2. Create a “safe zone” for your pet.
Pet proofing your home is a vital step in ensuring the health and safety of your new family member. Crate-training can be an excellent “safe-zone” for your pet to relax while you’re away. Alternatively, you can create a pet-proof area where your animal will spend most of his time. Things such as taping loose electrical cords to baseboards, storing household chemicals on high shelves, removing plants, rugs, and breakables and installing baby gates, can all be helpful in creating a safe space. You may also want to introduce interactive toys to keep your pet busy while alone.
3. Remove or hide anything that's dangerous to your pet.
Common household items inside and outside the home can pose a threat to your new animal.
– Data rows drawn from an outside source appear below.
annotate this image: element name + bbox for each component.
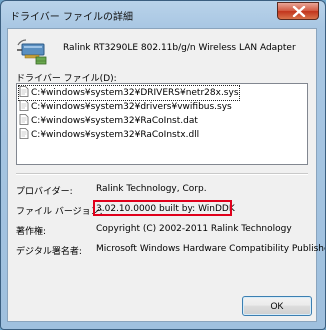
dialog-body: Ralink RT3290LE 802.11b/g/n Wireless LAN… <box>7 28 325 322</box>
title-bar[interactable]: ドライバー ファイルの詳細 <box>1 1 325 27</box>
file-icon <box>19 100 29 111</box>
digital-signer-label: デジタル署名者: <box>16 247 82 257</box>
copyright-label: 著作権: <box>16 227 47 237</box>
window-title: ドライバー ファイルの詳細 <box>10 12 133 23</box>
close-button[interactable] <box>277 2 319 20</box>
version-highlight-box <box>93 200 232 216</box>
file-icon <box>19 86 29 97</box>
list-item[interactable]: C:¥windows¥system32¥RaCoInstx.dll <box>19 128 199 142</box>
file-path: C:¥windows¥system32¥drivers¥vwifibus.sys <box>31 102 232 112</box>
list-item[interactable]: C:¥windows¥system32¥drivers¥vwifibus.sys <box>19 100 232 114</box>
provider-label: プロバイダー: <box>16 187 73 197</box>
provider-value: Ralink Technology, Corp. <box>96 184 207 194</box>
adapter-name: Ralink RT3290LE 802.11b/g/n Wireless LAN… <box>63 43 296 53</box>
file-path: C:¥windows¥system32¥DRIVERS¥netr28x.sys <box>31 88 239 98</box>
dialog-window: ドライバー ファイルの詳細 Ralink RT3290LE 802.11b/g/… <box>0 0 326 330</box>
separator <box>16 173 308 175</box>
file-path: C:¥windows¥system32¥RaCoInstx.dll <box>31 130 200 140</box>
file-icon <box>19 114 29 125</box>
digital-signer-value: Microsoft Windows Hardware Compatibility… <box>96 244 326 254</box>
close-icon <box>292 6 306 17</box>
driver-file-list[interactable]: C:¥windows¥system32¥DRIVERS¥netr28x.sys … <box>16 83 308 165</box>
copyright-value: Copyright (C) 2002-2011 Ralink Technolog… <box>96 224 292 234</box>
file-path: C:¥windows¥system32¥RaCoInst.dat <box>31 116 198 126</box>
ok-button[interactable]: OK <box>242 296 312 316</box>
file-version-label: ファイル バージョン: <box>16 207 103 217</box>
list-item[interactable]: C:¥windows¥system32¥RaCoInst.dat <box>19 114 198 128</box>
list-item[interactable]: C:¥windows¥system32¥DRIVERS¥netr28x.sys <box>18 85 240 101</box>
file-icon <box>19 128 29 139</box>
network-adapter-icon <box>17 39 47 65</box>
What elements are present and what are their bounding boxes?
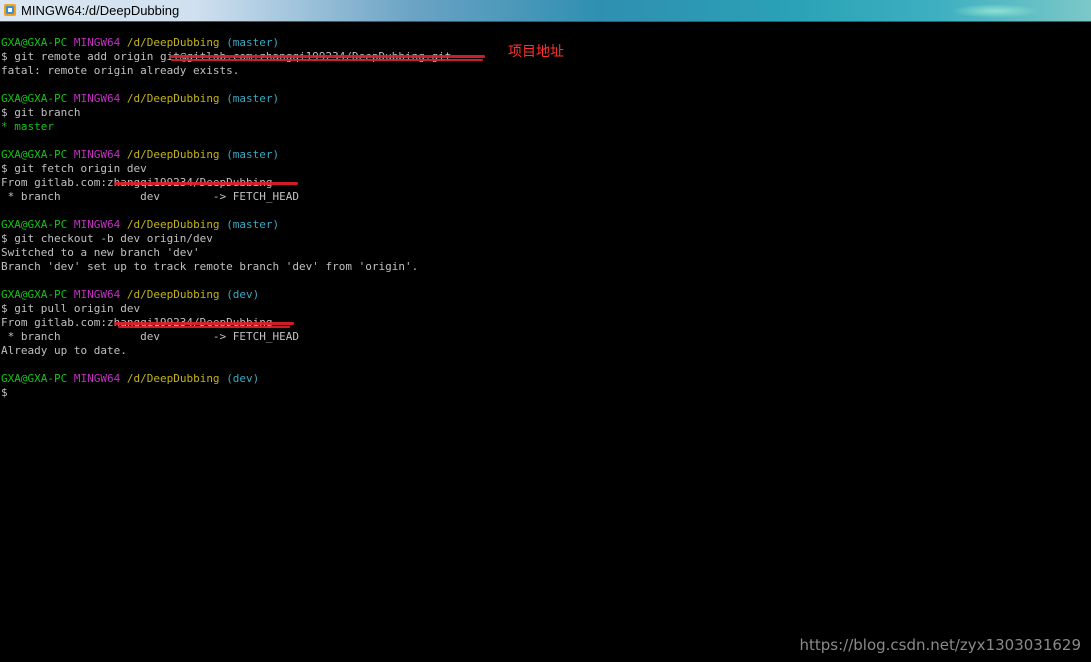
command-text: $ git remote add origin — [1, 50, 160, 63]
prompt-branch: (master) — [226, 92, 280, 105]
project-address-annotation: 项目地址 — [508, 44, 564, 60]
output-line: fatal: remote origin already exists. — [1, 64, 240, 77]
prompt-path: /d/DeepDubbing — [126, 218, 220, 231]
prompt-path: /d/DeepDubbing — [126, 288, 220, 301]
output-line: * branch dev -> FETCH_HEAD — [1, 190, 300, 203]
prompt-user: GXA@GXA-PC — [1, 92, 68, 105]
prompt-line: GXA@GXA-PC MINGW64 /d/DeepDubbing (dev) — [1, 288, 1086, 302]
command-line: $ git branch — [1, 106, 81, 119]
prompt-path: /d/DeepDubbing — [126, 372, 220, 385]
prompt-system: MINGW64 — [73, 288, 121, 301]
prompt-user: GXA@GXA-PC — [1, 148, 68, 161]
current-branch-output: * master — [1, 120, 54, 133]
prompt-system: MINGW64 — [73, 36, 121, 49]
git-bash-icon[interactable] — [3, 3, 17, 17]
window-title-bar[interactable]: MINGW64:/d/DeepDubbing — [0, 0, 1091, 22]
prompt-branch: (master) — [226, 148, 280, 161]
prompt-line: GXA@GXA-PC MINGW64 /d/DeepDubbing (maste… — [1, 218, 1086, 232]
text-cursor — [8, 387, 15, 399]
redaction-mark-remote-url — [171, 59, 483, 61]
output-line: Branch 'dev' set up to track remote bran… — [1, 260, 419, 273]
prompt-branch: (master) — [226, 218, 280, 231]
prompt-line: GXA@GXA-PC MINGW64 /d/DeepDubbing (maste… — [1, 148, 1086, 162]
prompt-branch: (dev) — [226, 288, 260, 301]
prompt-user: GXA@GXA-PC — [1, 372, 68, 385]
prompt-path: /d/DeepDubbing — [126, 36, 220, 49]
window-title: MINGW64:/d/DeepDubbing — [21, 3, 180, 18]
prompt-system: MINGW64 — [73, 218, 121, 231]
prompt-symbol: $ — [1, 386, 8, 399]
active-command-line[interactable]: $ — [1, 386, 1086, 400]
prompt-path: /d/DeepDubbing — [126, 148, 220, 161]
output-line: Switched to a new branch 'dev' — [1, 246, 200, 259]
prompt-user: GXA@GXA-PC — [1, 36, 68, 49]
watermark: https://blog.csdn.net/zyx1303031629 — [799, 636, 1081, 654]
output-line: Already up to date. — [1, 344, 127, 357]
prompt-line: GXA@GXA-PC MINGW64 /d/DeepDubbing (dev) — [1, 372, 1086, 386]
prompt-system: MINGW64 — [73, 92, 121, 105]
prompt-branch: (master) — [226, 36, 280, 49]
output-line: * branch dev -> FETCH_HEAD — [1, 330, 300, 343]
prompt-path: /d/DeepDubbing — [126, 92, 220, 105]
prompt-user: GXA@GXA-PC — [1, 288, 68, 301]
command-line: $ git pull origin dev — [1, 302, 141, 315]
command-line: $ git fetch origin dev — [1, 162, 147, 175]
prompt-user: GXA@GXA-PC — [1, 218, 68, 231]
prompt-system: MINGW64 — [73, 372, 121, 385]
prompt-branch: (dev) — [226, 372, 260, 385]
redaction-mark-pull-url — [114, 322, 294, 325]
redaction-mark-fetch-url — [114, 182, 298, 185]
terminal-output[interactable]: GXA@GXA-PC MINGW64 /d/DeepDubbing (maste… — [1, 36, 1086, 656]
redaction-mark-pull-url — [118, 326, 290, 328]
title-bar-glow — [950, 4, 1040, 18]
redaction-mark-remote-url — [169, 55, 485, 58]
command-line: $ git checkout -b dev origin/dev — [1, 232, 213, 245]
prompt-line: GXA@GXA-PC MINGW64 /d/DeepDubbing (maste… — [1, 92, 1086, 106]
prompt-system: MINGW64 — [73, 148, 121, 161]
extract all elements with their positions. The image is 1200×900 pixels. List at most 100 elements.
Outside the house, avoid fertilizers and plant food in areas where your pet may be left unsupervised in the yard, ensure all garbage cans have locking lids, remove any insect poisons, snail bait or rodent traps, and keep antifreeze sealed and away from reach. Inside your home, keep human medications out of reach, store string, yarn, rubber bands, and dental floss, check to make sure household plants are not poisonous and keep human foods away from pets.
4. Have a plan for house training.
Crate-training is a wonderful tool to provide a positive, safe place for your pet to relax, and can be very helpful during house training. Keep your dog on a feeding schedule with the same diet he was used to eating in the shelter to avoid tummy-trouble. Choose a consistent area for your pet to go potty, and take him out often, preferably every hour. Remember to praise and play for successful eliminations, and simply ignore accidents.
Gary Weitzman is a licensed veterinarian and a seasoned animal welfare professional with more than 20 years of experience. He’s the proud dad to Betty, a lovable pit bull, and Jake, a three-legged German Shepherd.